Politics

Re-alignment north of the border

"The mood in Scotland appears to have hardened in a direction unfavourable to the nationalists"

May 12, 2017
First minister Nicola Sturgeon ©Jane Barlow/PA Wire/PA Images
First minister Nicola Sturgeon ©Jane Barlow/PA Wire/PA Images

The post referendum re-alignment of Scottish politics continues, but there’s a little life in the old (Labour) dog yet. So went the local Government elections in Scotland.

The SNP comfortably won a plurality of the popular vote, a plurality of seats, and is the largest party in a plurality of town halls and city chambers across Scotland. For a party which has been in government for a decade this is no mean feat. Labour’s 20 per cent vote share, and the painful loss of Glasgow and North Lanarkshire Councils, obscures a stronger relative performance as compared to 2015 and 2016 in its west of Scotland former heartlands. But it remains in a poor second place to the SNP even in most of these seats. And nationally, Scottish Labour was beaten by the Conservatives for the first time in a nation-wide poll since dinosaurs walked the earth.

Indeed, the surge in Conservative support is the headline story from this particular round of elections. Across Scotland, Conservative support rose to 25 per cent, the party’s highest vote share in twenty years. But even more strikingly in parts of the country where there was once a Tory tradition the Conservatives roared back—winning the popular vote across North East Scotland and down into the central belt as far as Stirling. These regions, which turned to the SNP in the Thatcher years, now appear to be back in play. Mood matters in politics and the mood in Scotland appears for the moment to have hardened in a direction unfavourable to the nationalists.

This is not to say support for independence has fallen from the 45 per cent declared in the 2014 referendum. Polls suggest it remains about that level. It’s more that sentiment among No voters has become stronger. This makes them more likely to turn out and vote. For the first time in years enthusiasm was probably greater among non-nationalist supporters entering the local government elections (overall turnout was up close to 10 percentage points). Furthermore, the SNP has usually enjoyed some support from voters who did not favour independence: voters who historically backed the SNP in the West of Scotland as the only alternative to Labour in effectively a two party system, or in the North East and central belt where the SNP became the alternative for former Conservative voters. (“Tartan Tories” who saw the SNP as a vehicle for advancing Scotland’s interests inside the UK). With the constitutional question utterly dominating, split tickets of this kind are now disappearing.

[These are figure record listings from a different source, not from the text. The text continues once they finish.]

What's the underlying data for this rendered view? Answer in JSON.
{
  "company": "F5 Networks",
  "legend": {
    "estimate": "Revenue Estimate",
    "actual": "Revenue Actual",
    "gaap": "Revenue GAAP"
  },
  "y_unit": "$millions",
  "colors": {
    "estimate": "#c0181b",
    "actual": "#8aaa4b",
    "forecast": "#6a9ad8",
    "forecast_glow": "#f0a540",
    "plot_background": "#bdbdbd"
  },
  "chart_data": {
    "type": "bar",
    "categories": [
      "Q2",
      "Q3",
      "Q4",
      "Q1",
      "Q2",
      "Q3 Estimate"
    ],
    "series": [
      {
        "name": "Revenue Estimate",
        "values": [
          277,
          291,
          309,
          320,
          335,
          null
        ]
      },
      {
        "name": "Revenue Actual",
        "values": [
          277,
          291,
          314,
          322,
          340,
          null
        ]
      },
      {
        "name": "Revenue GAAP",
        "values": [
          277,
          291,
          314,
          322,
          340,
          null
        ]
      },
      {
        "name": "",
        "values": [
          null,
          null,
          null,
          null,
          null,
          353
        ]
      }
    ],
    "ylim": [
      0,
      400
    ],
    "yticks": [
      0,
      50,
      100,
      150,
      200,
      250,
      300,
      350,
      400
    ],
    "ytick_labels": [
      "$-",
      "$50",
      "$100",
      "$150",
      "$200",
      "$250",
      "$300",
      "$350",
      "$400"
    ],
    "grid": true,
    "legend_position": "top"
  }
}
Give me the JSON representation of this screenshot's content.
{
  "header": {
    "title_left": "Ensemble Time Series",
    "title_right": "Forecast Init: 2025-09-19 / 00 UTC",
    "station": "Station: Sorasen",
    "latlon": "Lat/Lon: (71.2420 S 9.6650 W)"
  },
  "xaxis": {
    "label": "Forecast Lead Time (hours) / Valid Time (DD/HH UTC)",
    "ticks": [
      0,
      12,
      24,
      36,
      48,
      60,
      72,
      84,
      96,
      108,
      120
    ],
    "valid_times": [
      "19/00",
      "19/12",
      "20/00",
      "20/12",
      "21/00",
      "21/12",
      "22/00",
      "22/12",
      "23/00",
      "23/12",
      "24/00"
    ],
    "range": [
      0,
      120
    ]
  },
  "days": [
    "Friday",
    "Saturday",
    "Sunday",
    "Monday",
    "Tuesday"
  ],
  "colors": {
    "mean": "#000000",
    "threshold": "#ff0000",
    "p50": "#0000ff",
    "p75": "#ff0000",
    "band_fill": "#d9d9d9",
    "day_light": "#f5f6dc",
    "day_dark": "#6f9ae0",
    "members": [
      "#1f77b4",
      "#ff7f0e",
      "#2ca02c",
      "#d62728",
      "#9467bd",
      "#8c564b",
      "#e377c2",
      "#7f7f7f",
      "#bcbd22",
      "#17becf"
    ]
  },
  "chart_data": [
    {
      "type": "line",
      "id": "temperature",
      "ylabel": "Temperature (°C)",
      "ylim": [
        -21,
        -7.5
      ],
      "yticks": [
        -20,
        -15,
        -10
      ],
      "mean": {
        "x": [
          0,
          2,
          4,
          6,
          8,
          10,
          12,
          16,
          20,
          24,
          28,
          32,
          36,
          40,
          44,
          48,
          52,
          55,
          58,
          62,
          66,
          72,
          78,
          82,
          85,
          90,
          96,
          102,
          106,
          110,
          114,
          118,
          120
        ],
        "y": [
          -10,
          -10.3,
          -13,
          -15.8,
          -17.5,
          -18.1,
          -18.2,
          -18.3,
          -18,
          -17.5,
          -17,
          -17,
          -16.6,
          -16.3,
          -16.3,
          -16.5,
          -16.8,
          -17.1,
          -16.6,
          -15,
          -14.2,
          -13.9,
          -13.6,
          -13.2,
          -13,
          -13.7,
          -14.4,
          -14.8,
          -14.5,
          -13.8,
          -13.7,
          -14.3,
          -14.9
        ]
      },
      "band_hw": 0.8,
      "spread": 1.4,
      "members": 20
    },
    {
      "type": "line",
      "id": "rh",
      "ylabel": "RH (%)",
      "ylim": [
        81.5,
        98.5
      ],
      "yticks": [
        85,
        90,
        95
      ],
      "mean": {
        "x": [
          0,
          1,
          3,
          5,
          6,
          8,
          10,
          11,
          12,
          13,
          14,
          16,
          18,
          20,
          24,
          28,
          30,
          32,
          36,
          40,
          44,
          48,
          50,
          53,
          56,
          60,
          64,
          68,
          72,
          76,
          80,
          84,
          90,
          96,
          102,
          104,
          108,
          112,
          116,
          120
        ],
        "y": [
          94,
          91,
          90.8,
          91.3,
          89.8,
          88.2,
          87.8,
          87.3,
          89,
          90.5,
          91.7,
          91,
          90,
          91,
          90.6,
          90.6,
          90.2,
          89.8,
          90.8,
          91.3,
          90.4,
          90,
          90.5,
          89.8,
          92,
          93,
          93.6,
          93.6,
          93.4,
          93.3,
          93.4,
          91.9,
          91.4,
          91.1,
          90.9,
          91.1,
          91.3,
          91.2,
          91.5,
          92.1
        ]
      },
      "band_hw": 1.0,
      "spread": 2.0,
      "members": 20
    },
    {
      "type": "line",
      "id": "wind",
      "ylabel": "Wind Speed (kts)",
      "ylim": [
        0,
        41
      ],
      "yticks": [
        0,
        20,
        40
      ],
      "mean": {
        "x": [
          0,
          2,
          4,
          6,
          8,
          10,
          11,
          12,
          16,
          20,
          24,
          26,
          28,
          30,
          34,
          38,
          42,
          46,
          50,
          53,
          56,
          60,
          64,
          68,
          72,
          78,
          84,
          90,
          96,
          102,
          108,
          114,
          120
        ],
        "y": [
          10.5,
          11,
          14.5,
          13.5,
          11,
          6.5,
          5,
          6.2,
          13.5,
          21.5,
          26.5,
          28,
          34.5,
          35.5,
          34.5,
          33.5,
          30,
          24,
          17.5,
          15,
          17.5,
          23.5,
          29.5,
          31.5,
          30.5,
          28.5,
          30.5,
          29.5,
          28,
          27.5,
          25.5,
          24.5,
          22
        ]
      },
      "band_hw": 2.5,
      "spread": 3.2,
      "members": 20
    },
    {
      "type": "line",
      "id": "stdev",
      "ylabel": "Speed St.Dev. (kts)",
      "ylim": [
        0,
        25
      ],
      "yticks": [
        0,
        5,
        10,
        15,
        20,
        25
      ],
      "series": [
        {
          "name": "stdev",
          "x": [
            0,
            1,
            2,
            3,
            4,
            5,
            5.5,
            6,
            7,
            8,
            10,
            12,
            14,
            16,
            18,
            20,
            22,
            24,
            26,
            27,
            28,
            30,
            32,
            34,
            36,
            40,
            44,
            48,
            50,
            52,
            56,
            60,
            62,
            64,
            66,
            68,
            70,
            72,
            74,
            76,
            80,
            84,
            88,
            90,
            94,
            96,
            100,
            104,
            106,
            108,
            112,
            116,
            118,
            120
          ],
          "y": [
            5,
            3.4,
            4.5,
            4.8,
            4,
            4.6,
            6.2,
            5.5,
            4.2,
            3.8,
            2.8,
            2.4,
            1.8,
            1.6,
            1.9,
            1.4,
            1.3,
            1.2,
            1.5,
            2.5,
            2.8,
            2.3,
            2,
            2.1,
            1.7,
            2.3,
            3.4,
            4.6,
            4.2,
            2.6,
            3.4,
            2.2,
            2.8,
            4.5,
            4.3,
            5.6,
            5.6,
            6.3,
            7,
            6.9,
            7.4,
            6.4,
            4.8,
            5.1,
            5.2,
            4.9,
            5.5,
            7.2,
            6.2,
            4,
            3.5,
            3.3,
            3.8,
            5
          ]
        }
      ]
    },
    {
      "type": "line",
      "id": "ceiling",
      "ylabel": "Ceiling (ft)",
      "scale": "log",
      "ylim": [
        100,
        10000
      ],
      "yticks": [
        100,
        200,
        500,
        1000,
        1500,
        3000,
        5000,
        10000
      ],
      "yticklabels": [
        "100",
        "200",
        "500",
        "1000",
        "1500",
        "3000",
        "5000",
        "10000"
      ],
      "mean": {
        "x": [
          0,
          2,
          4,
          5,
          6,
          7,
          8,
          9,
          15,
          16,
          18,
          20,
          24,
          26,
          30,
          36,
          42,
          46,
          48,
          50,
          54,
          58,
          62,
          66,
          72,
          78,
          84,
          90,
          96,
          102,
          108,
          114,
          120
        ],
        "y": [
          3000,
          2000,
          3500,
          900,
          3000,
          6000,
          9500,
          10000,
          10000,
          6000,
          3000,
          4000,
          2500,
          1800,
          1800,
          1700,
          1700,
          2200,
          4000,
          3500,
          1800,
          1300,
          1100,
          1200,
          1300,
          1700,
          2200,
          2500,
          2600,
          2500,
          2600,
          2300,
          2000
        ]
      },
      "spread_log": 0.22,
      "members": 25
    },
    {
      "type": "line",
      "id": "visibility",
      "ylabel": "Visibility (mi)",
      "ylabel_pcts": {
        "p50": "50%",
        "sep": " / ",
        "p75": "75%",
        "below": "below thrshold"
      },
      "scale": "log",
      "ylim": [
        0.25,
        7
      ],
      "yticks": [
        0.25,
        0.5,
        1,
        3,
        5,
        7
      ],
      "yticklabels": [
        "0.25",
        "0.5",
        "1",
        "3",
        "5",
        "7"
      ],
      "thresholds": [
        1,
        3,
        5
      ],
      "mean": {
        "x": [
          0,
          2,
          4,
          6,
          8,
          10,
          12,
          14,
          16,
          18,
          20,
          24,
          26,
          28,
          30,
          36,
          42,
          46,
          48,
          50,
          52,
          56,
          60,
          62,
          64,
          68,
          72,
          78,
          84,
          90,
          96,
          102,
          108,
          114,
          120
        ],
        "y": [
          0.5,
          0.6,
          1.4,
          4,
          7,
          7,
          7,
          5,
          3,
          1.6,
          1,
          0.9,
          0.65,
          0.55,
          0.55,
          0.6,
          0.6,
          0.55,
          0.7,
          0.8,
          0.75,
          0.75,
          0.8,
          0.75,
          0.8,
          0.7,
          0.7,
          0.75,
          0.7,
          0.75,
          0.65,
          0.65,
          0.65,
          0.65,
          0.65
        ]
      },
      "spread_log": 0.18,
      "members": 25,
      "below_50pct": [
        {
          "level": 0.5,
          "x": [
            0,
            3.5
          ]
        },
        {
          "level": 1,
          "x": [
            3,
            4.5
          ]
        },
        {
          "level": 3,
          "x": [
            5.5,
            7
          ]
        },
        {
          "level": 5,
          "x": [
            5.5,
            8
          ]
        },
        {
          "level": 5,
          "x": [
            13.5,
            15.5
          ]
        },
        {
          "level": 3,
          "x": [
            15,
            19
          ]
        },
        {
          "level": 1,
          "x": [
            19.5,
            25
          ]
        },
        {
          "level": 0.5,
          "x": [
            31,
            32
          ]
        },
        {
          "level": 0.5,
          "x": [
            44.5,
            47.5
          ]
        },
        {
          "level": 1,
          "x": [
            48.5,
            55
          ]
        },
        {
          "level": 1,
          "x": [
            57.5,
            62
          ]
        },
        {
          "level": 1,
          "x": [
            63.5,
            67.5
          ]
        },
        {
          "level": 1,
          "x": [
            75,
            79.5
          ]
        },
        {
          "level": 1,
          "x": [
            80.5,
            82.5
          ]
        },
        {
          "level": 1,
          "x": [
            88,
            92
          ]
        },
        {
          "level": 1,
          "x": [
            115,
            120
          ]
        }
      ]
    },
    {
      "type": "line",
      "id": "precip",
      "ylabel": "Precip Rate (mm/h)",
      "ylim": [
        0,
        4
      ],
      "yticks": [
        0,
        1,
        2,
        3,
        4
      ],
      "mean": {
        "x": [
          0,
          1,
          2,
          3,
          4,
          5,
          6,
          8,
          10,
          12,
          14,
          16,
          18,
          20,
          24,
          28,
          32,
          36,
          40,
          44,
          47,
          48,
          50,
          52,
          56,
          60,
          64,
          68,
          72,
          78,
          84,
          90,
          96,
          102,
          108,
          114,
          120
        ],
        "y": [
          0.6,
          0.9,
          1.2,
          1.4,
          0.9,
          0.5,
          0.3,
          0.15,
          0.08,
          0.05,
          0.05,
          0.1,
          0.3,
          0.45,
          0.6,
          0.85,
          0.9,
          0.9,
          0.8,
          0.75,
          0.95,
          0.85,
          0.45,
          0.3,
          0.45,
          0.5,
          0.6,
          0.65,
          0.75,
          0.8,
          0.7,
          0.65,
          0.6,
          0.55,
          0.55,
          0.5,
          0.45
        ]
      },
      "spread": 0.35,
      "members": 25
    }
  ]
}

The SNP’s vote share of 32 per cent—first preferences under the STV system—pales in significance when compared to the 50 per cent it polled in 2015’s General Election and the 46.5 per cent it won in last year’s Holyrood election. Lower turnout in local elections is probably a factor in the sharp drop off, one from which the SNP can take comfort. Younger voters heavily favour the SNP but older voters are more likely to turn out in local government elections. Independents took 10 per cent of the vote, which won’t be repeated next month. More widely, elections in which the Westminster system is the central locus play to the SNP’s strengths, as the party seen as “standing up for Scotland.” The realignment of Scottish politics along nationalist vs unionist lines works in the SNP’s favour electorally, so long as the unionist vote remains divided between Conservative and Labour. Votes lost by the SNP in competition with the Tories in North-East of Scotland (for example) are more than compensated for by votes won in the more populous West of Scotland former Labour heartlands. So there’s no danger of the SNP not “winning” Scotland in next month’s general election. But winning a second independence referendum currently looks a more difficult task.